Film adalet, aile bağları, baba-oğul uzlaşma ve uzlaşmazlıkları, ırkçılık, merhamet gibi konuları Daniel Day-Lewis’in usta oyunculuğu ve zihinlerden silinmesi zor sahneleriyle sunuyor bizlere. Bunun yanında İrlanda halkının maruz kaldığı emperyalist sindirmeye gerçek hayattan kaynağını alan radikal bir sistem eleştirisi olan film, döneminde 7 dalda Oscar adayı olsa da hiçbir dalda ödülü alamaz. Fakat başka bir sistem eleştirisi olan Steven Spielberg filmi Schindler’in Listesi ise aynı yıl 7 dalda Oscar ödülünü kapıp götürür. Şimdi bu ahval ve şerait içinde mazlumun niteliği hayli tartışılır başka bir konudur. Ayrıca İngiltere’nin filmi tanımayıp bir propaganda filmi olarak nitelemesi de geleneksel itibara halel gelmesin misyonunun başka bir yansımasıdır.

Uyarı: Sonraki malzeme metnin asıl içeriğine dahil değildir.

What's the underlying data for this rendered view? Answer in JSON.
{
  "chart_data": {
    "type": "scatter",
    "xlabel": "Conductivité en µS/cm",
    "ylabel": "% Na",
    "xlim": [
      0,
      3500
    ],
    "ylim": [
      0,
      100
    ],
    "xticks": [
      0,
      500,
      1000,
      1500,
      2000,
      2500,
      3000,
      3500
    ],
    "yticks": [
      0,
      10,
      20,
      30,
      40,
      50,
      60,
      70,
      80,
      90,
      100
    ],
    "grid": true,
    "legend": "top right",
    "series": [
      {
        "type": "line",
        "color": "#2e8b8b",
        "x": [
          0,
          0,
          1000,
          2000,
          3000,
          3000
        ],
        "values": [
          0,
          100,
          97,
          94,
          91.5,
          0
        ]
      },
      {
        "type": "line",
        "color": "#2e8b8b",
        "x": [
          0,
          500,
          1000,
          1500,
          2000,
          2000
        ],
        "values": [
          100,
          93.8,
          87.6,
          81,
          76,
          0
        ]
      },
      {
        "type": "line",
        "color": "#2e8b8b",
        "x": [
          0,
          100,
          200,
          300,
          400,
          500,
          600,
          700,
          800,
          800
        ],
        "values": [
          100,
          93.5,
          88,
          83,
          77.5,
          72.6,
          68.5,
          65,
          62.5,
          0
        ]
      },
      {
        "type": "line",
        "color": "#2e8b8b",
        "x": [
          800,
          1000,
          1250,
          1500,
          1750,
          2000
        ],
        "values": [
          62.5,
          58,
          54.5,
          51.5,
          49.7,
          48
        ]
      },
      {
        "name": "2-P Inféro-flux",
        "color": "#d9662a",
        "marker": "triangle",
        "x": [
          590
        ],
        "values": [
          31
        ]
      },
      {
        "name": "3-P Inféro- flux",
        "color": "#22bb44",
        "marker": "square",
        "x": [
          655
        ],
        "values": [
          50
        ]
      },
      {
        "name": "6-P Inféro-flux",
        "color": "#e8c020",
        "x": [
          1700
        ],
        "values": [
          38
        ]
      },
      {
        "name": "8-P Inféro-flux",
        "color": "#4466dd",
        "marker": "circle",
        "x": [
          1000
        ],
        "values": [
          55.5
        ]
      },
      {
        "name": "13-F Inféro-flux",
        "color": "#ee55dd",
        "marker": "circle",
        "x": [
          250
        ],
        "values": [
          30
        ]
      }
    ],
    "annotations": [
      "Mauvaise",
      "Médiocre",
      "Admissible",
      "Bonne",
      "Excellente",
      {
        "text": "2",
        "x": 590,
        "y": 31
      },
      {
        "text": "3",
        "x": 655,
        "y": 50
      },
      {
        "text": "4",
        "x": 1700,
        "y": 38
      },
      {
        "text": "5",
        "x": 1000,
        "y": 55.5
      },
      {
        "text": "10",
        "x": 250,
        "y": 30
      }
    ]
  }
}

Filmin müziklerinde Bono, Jimmi Hendrix, Bob Marley, Sinead O’Connor gibi kendi halinde muhalif sanatçıları görmek mümkün. Özellikle açılış sahnesinde Bono’nun Gavin Friday ile birlikte seslendirdiği In The Name Of The Father ve son sahnede çalan Sinead O’Connor şarkısı You Made Me The Thief Of Your Heart başat şarkılar.
“Onlara bir çift sözüm var...
babamın suçsuzluğu kanıtlanıncaya kadar, bu davadaki herkesin suçsuzluğu
kanıtlanıncaya kadar, suçlu olanlar adalet önüne çıkarılıp cezalandırılıncaya kadar babam adına ve gerçek uğruna mücadelemi sürdüreceğim!”